Si era allontanato per una camminata nella zona del passo dello Stelvio, da solo, ma senza fare i conti con le condizioni del terreno e del tempo. Un monzese di 52 anni è stato soccorso e recuperato in stato di ipotermia sabato dai tecnici del Soccorso alpino.

Era con la moglie al passo quando è partito da solo per una camminata verso la zona delle piste, “che però è innevata e presenta diversi crepacci” fa sapere il Cnsas. Trascorso del tempo e non vedendolo rientrare, la moglie si è allarmata e ha chiesto aiuto. Allertato il 112, sono partite le ricerche rese difficili in alcuni punti da banchi di nebbia e visibilità ridotta.
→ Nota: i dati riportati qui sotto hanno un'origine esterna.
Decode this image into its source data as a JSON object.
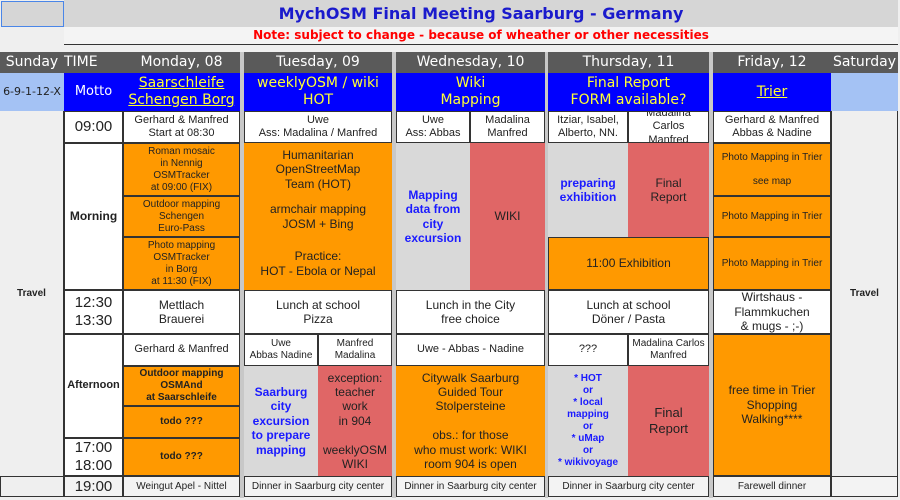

La Centrale ha inviato il Soccorso alpino lombardo e quello di Trafoi, in provincia di Bolzano. In un primo momento i tecnici non sono riusciti a trovare tracce utili per identificare la posizione del 52enne, poi lungo il rientro, tra il Livrio e il Nagler, mentre ispezionavano alcuni crepacci hanno sentito la voce dell’uomo che chiedeva aiuto e lo hanno recuperato: era caduto per una quindicina di metri e si trovava in un preoccupante stato di ipotermia. L’elicottero della Rega, Guardia svizzera aerea di soccorso, lo ha trasportato all’ospedale di Zurigo.

“La gestione della variazione di temperatura in montagna va considerata come un fattore di importanza vitale – avverte il Cnsas - Non solo durante le escursioni più agevoli ma soprattutto quando ci si alza di quota è fondamentale avere un abbigliamento adeguato e in grado di proteggere contro gli sbalzi di temperatura, che possono essere dati dal mutare delle condizioni meteorologiche, dall’esposizione al sole dei versanti e da imprevisti di varia natura. Il ghiacciaio è un ambiente che richiede scarpe e attrezzature specifiche rispetto ai sentieri di bassa quota. Tutte le informazioni per andare in montagna con coscienza sono pubblicate sul sito www.sicurinmontagna.it, campagna permanente del CNSAS (Corpo nazionale soccorso alpino e speleologico)”.